I think there is another aspect of the inconsistency of ADHD that impacts whether successful people feel they 'earned' their success and, therefore, can take full pride in it.  That inconsistency has to do with the results one gets when one attempts to accomplish any specific task.  For those without ADHD there is a pretty strong correlation between the amount of effort expended and the likelihood of success.  Try harder and you will probably reach your goal.  This is not the case for those with ADHD.  Due to the pervasiveness of ADHD and its symptoms, there is not a strong correlation between effort and success.  Sometimes you try hard and you succeed.  Sometimes you try hard and you...get distracted and miss your deadline.  This leaves an element of uncertainty in the everyday lives of adults with ADHD that never really goes away.  They learn to cope with this by developing a sort of "go with the flow" attitude and lifestyle.  But inside, there is always this question...can they rely on being successful the next time?  Or will an ADHD symptom get in the way?  Imagine living with that 24/7 and you will understand better why even the most successful adults with ADHD sometimes feel like frauds.
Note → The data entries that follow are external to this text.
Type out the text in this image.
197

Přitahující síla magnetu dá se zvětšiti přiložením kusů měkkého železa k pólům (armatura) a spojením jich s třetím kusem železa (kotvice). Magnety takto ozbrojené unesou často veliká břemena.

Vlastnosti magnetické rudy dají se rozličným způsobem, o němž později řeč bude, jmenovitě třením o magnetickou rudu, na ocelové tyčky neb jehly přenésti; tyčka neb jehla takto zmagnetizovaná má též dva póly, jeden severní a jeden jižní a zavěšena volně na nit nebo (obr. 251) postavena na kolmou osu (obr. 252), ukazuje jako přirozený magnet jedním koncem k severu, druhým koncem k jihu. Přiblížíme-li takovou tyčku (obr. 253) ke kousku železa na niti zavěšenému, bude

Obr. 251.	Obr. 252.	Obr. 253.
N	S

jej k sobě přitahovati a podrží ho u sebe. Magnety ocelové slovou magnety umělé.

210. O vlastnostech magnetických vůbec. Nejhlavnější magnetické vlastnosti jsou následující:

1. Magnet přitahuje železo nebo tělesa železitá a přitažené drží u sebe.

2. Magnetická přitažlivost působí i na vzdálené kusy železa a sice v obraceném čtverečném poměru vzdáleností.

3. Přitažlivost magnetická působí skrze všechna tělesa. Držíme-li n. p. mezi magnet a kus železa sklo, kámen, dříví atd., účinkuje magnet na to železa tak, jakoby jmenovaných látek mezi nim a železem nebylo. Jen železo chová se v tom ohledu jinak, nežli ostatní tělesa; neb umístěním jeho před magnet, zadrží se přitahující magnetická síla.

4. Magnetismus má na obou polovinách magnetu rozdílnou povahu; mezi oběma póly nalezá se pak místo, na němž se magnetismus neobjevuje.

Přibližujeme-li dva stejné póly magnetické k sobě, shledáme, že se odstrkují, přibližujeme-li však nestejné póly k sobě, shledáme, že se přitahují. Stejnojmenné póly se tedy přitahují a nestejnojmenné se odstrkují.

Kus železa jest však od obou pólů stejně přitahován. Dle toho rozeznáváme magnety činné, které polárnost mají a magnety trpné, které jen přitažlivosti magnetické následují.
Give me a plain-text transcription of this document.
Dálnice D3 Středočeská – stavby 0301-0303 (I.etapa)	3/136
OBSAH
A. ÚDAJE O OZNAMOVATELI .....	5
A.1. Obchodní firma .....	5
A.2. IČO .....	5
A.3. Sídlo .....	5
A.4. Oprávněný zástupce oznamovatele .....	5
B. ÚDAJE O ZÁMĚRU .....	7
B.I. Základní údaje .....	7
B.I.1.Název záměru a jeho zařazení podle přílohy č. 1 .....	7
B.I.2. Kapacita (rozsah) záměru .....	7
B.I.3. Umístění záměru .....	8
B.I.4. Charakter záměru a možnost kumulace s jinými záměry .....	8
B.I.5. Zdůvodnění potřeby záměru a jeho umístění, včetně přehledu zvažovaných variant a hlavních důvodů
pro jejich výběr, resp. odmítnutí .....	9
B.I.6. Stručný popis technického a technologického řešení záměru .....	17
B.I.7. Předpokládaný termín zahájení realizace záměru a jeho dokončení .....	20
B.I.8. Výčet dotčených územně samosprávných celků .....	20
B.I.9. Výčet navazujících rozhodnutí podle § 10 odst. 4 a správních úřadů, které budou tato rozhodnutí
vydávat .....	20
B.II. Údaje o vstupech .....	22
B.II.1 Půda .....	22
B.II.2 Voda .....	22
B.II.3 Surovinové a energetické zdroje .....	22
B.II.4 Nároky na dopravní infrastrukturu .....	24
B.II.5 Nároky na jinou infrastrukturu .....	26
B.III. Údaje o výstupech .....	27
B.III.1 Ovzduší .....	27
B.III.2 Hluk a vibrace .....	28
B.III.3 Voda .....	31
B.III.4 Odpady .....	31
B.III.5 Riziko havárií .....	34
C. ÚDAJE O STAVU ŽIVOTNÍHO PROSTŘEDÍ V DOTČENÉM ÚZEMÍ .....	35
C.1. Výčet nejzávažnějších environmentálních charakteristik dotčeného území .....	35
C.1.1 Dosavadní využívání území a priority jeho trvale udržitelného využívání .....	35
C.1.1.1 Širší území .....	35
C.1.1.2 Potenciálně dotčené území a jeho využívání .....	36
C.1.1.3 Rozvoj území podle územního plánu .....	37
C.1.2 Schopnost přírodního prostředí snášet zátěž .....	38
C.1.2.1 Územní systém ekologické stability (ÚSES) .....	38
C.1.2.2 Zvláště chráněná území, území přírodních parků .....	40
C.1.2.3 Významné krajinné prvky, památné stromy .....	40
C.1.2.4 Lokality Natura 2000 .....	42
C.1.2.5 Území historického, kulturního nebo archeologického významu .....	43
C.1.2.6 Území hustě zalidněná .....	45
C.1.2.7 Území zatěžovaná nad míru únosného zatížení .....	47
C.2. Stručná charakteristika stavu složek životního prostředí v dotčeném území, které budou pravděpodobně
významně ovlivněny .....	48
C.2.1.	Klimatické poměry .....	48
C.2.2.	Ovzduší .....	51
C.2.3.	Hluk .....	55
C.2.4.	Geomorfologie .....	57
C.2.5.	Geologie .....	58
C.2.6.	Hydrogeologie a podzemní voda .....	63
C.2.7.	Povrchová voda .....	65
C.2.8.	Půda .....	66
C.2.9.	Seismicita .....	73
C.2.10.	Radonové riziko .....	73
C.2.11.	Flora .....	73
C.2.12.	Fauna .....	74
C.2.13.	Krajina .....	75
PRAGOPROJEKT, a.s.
And now, to follow up on that, I would like to add that you shouldn't feel like a fraud.  If you are successful it is not because luck has just fallen on you.  It is because you earned it.  In fact, adults with ADHD typically have to work HARDER to earn their success because the ADHD symptoms must be overcome, or at least organized to serve whatever it is they are trying to do.  So next time you are feeling like a fraud, tell yourself a new story.  Tell yourself "I'm here because I earned it.  And I am capable of continuing to be successful - it may not always be a straight path...but I have it in me!  And I'm going to enjoy the daily journey, too!"